Her blueprint for rebalancing the budget diagrammed nearly $1.7 billion in cuts in the budget, which runs through June 30, 2013. It also freed up another $340 million by pushing an apportionment payment to public schools into the next biennium.
She rolled out several controversial money-saving ideas such as shortening the school year by four days, ending levy equalization payments to dozens of school districts -- including several in Snohomish County -- and releasing convicted criminals up to five months early.
She proposed eliminating the Basic Health Plan, which provides subsidized health insurance for low-income families and slashing funds for dozens of human service and health care programs. And she offered legislation to raise revenue, including a measure asking voters next March to approve a temporary half-cent increase in the sales tax.
Though those ideas won't be dealt with now, Gregoire patted lawmakers on the back Monday for getting something done.
"This effort proves a good start as they will need to work tirelessly to ensure a full budget is passed early next year," she said in a statement. "The longer they wait -- the deeper the cuts will have to be."
House and Senate budget committees conducted hours of public hearings on her proposed budget. Hunter said it became clear last week many proposals are complex and needed more time for debate.
"We can't do the normal thing we do, having big stare downs over one particular item that's really important," he said. "We just don't have time."
And he rejected any assertion that decisions made in the agreement were easy. Of the $480 million in savings, almost half -- $226 million -- comes from reduced spending throughout state government, according to details released by Democratic budget writers.

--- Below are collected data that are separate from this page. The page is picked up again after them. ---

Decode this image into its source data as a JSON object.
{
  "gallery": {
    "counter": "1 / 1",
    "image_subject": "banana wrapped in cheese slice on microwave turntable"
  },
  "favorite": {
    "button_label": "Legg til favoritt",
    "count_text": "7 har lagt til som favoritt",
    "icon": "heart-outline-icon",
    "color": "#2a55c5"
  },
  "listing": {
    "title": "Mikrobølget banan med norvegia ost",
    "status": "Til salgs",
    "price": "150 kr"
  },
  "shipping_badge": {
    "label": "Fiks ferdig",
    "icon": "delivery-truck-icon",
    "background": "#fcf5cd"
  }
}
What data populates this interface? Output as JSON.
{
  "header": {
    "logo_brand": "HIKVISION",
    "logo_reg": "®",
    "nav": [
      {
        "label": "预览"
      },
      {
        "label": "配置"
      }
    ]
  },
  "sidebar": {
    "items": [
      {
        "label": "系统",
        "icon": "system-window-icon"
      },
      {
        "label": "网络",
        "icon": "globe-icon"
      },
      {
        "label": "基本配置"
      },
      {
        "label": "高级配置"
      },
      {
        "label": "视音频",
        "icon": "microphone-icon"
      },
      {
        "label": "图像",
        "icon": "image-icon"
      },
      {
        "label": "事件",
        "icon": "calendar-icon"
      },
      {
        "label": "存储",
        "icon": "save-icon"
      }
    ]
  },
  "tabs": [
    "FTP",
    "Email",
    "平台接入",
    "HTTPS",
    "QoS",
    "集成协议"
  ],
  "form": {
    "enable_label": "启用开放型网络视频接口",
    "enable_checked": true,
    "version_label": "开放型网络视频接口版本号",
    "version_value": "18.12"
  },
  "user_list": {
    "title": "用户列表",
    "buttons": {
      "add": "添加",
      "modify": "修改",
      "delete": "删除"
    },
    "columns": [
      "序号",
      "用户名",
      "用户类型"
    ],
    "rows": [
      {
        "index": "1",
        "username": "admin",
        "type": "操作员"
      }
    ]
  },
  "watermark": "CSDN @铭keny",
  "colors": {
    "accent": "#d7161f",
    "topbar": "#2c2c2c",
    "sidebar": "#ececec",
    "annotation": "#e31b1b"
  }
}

One of the single biggest pieces is $49 million saved by delaying payments to school districts for bus replacement by 10 months. One of the smallest is $30,000 for printing of publications tied to the
">Legacy Project run through the Secretary of State's Office.
Money also is saved by releasing 21 juvenile offenders early, trimming aid to TVW, which provides live coverage of legislative hearings, and not filling vacant positions in several agencies.
But more than half the savings is accomplished without reducing spending.
For example, $82.6 million unspent by state agencies in the last budget will get gobbled up to pay down the deficit. Another $96.5 million is saved because of lower-than-expected costs in a slew of programs. Those dollars had been budgeted but won't be spent, so they get crossed out on the ledger.
Jason Mercier, director of the Center for Government of the Washington Policy Center, suggested Gregoire may need to pursue across-the-board cuts if lawmakers fail to deal swiftly with the remainder of the budget shortfall come January.
"With months of advance notice a special session would be called and the expectation that lawmakers have a clear understanding of the economic facts and outlook, today's proposal of 'fund transfers and payment delays' is underwhelming to say the least," he said.
Most lawmakers didn't expect the special session would produce much more than a down payment on the deficit.
From the outset, some legislators insisted the budget be balanced with cuts only while others argued new revenue must be part of the solution. A third contingent crowed for reforms to be paired with cuts and revenue.
State Sen. Steve Hobbs, D-Lake Stevens, a leader of the Roadkill Caucus of conservative Democrats which wants reforms in the equation, said the extras session helped jumpstart work on reform measures.
"I think getting at least a quarter of it done is pretty dang good," he said. "These are the easy ones. The harder ones are yet to come."